The format is classic Tacoma Runners: gather at 6:30 p.m., head out for an approximately three-mile loop, move at whatever pace makes sense, and return with slightly better lungs and probably at least one new acquaintance. All paces, ages, abilities, kids, and dogs are welcome for the run itself, which keeps the event open to longtime runners, walk-joggers, first-timers, families, and people who mostly need a reason to get out the door after work.
One important post-run note: Cheers does not allow minors or dogs inside, so plan the social portion accordingly if you’re bringing kiddos or four-legged running partners. New participants should register through Tacoma Runners before joining, which helps the group manage insurance and event logistics. Then all that’s left is to show up, follow the crowd to the former U.S. Bank building turned giant pool hall, let Pacific Avenue blur into downtown motion, mozzarella sticks, and “I got next game.”
More info: Tacoma Runners
Afterward at Peaks & Pints
By Thursday evening, you may have learned that tomatoes are perfectly content growing in a pot, watched the tide uncover an entire marine neighborhood, spent 20 quiet minutes seeing Mount Rainier through a ranger’s eyes, or logged a few easy miles with Tacoma Runners through the heart of downtown. Not a bad way to spend a day that most calendars simply label “Thursday.”

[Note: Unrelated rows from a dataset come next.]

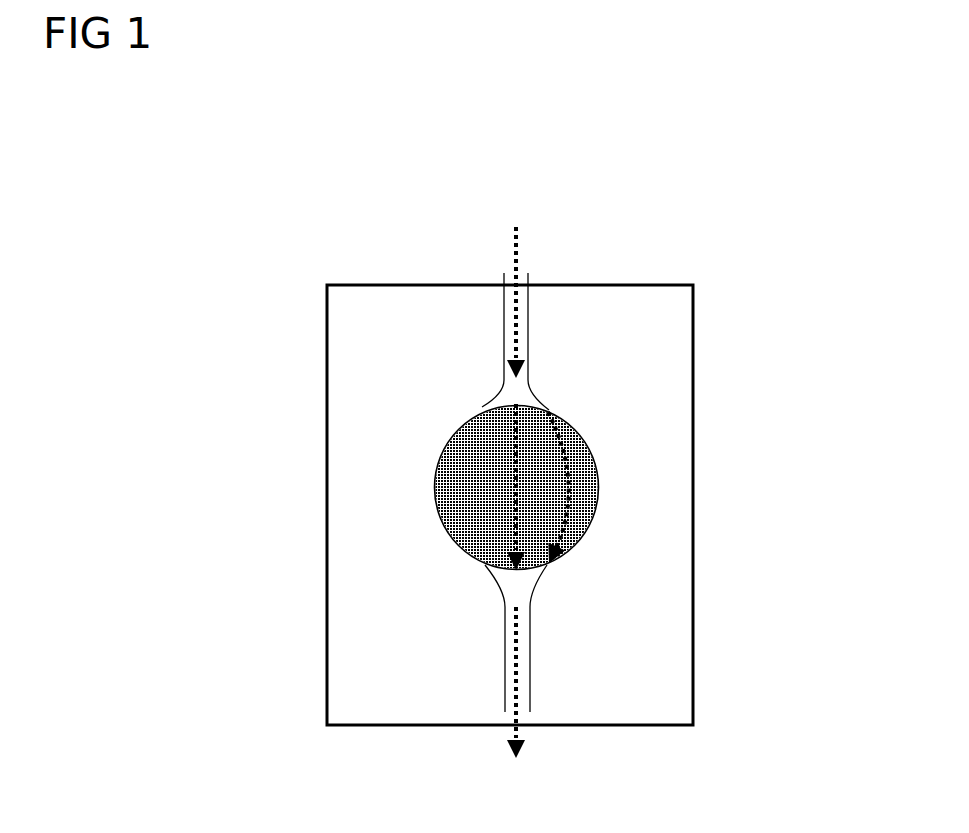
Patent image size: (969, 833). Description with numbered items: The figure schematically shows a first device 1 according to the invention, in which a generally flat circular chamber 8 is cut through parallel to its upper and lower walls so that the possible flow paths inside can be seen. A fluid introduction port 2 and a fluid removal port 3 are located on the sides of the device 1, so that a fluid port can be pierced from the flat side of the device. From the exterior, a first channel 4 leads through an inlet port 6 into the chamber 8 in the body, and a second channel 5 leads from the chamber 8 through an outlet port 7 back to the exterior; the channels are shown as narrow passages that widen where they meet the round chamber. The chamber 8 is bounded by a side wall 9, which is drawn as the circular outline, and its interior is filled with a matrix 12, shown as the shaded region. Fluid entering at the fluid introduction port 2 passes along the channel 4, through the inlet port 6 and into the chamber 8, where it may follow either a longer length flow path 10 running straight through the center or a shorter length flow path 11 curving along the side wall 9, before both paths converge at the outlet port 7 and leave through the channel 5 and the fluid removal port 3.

The device 1 is at (602, 322).
The fluid introduction port 2 is at (527, 260).
The fluid removal port 3 is at (533, 727).
The channel 4 is at (518, 345).
The channel 5 is at (518, 653).
The inlet port 6 is at (515, 392).
The outlet port 7 is at (518, 582).
The chamber 8 is at (553, 487).
The side wall 9 is at (600, 462).
The longer length flow path 10 is at (515, 512).
The shorter length flow path 11 is at (565, 512).
The matrix 12 is at (465, 462).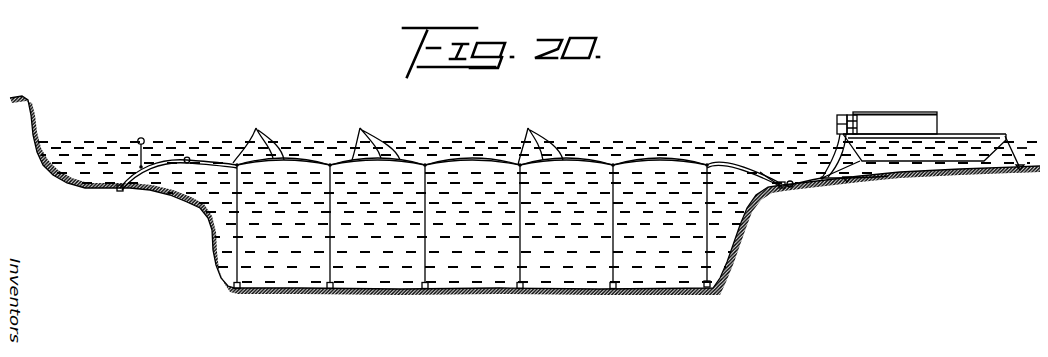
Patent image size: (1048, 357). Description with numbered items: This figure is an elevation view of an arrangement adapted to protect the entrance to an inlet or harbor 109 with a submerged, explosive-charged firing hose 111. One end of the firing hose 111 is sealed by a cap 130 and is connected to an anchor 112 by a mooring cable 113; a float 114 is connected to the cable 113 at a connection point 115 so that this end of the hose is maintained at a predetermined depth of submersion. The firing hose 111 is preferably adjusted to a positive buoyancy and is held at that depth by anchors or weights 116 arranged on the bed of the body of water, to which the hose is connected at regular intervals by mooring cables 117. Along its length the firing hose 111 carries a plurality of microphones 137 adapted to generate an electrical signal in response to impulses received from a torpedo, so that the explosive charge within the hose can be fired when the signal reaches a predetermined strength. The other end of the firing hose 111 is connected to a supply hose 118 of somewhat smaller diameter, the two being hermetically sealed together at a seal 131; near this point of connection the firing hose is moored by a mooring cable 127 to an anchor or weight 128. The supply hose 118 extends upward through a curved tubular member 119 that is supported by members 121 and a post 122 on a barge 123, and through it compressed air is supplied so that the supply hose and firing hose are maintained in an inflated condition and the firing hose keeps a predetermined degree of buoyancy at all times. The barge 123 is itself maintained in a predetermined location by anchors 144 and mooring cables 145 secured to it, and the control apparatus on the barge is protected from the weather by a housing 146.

The inlet or harbor 109 is at (450, 275).
The firing hose 111 is at (301, 160).
The anchor 112 is at (120, 191).
The mooring cable 113 is at (110, 168).
The float 114 is at (144, 140).
The connection point of float to cable 115 is at (127, 170).
The anchors or weights 116 is at (237, 289).
The mooring cables 117 is at (237, 224).
The supply hose 118 is at (790, 166).
The curved tubular member 119 is at (835, 133).
The members 121 is at (837, 120).
The post 122 is at (847, 115).
The barge 123 is at (960, 135).
The mooring cable 127 is at (779, 191).
The anchor or weight 128 is at (801, 183).
The cap 130 is at (190, 158).
The hermetic seal 131 is at (757, 160).
The microphones 137 is at (398, 136).
The anchors 144 is at (847, 182).
The mooring cables 145 is at (886, 176).
The housing 146 is at (895, 114).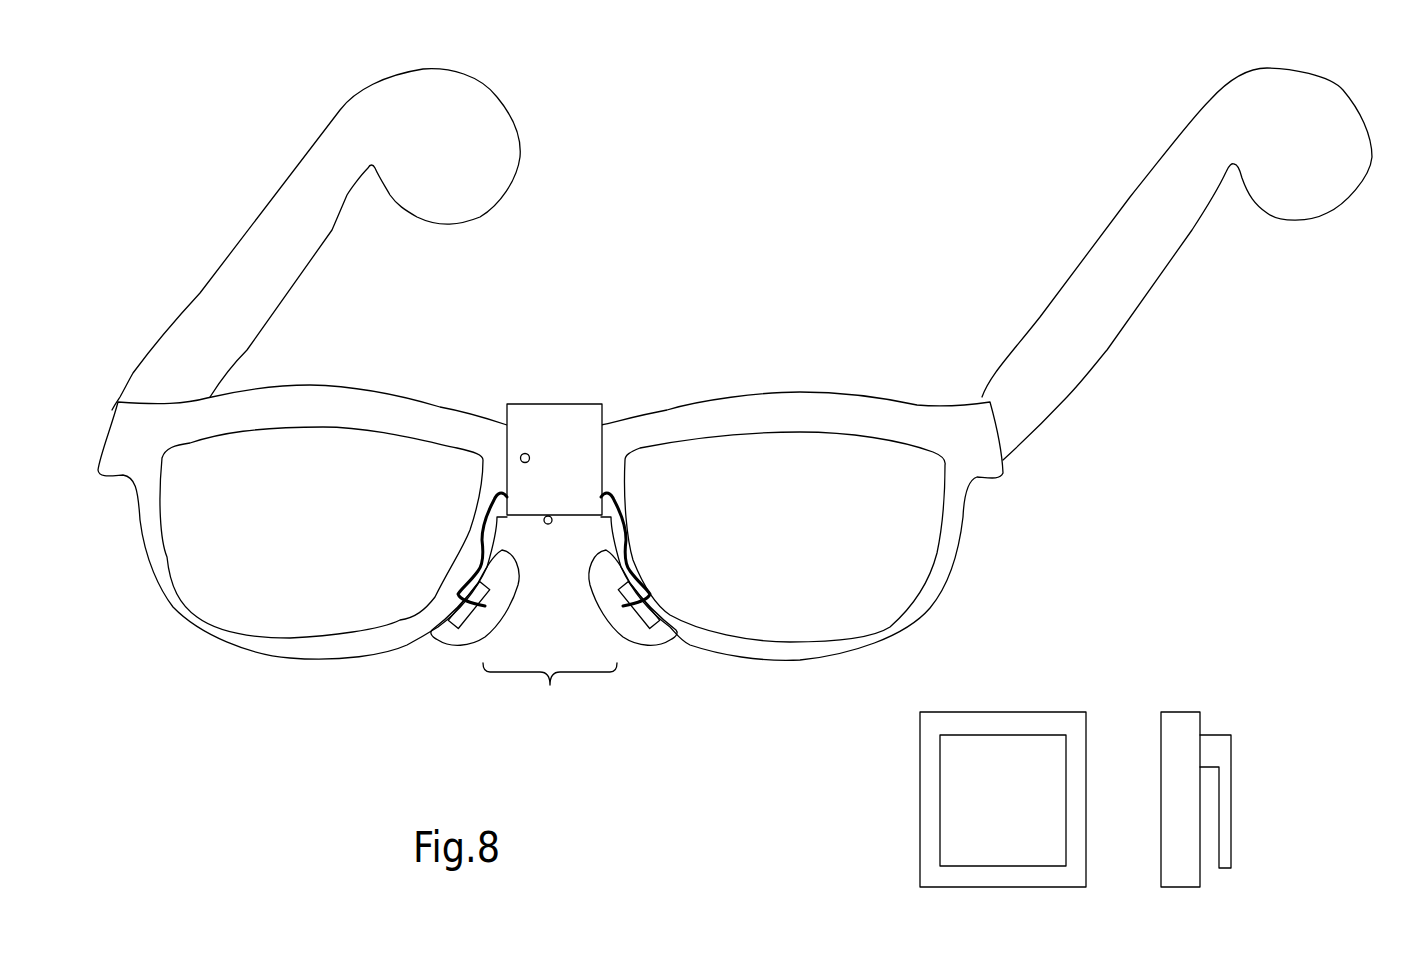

Now reward your curiosity.
Order our house Lumberbeard Brewing Cut-Off Flannel IPA or a glass of Finnriver Buckhorn Dry Cider and compare discoveries across the table. Which tide pool kept pulling you back? Did Paradise reveal a fact you’ll repeat for years? Are you suddenly convinced your patio, porch, or apartment balcony has room for a few containers overflowing with herbs, tomatoes, or pollinator flowers? Did you see that guy peeing on that free couch at the turning point?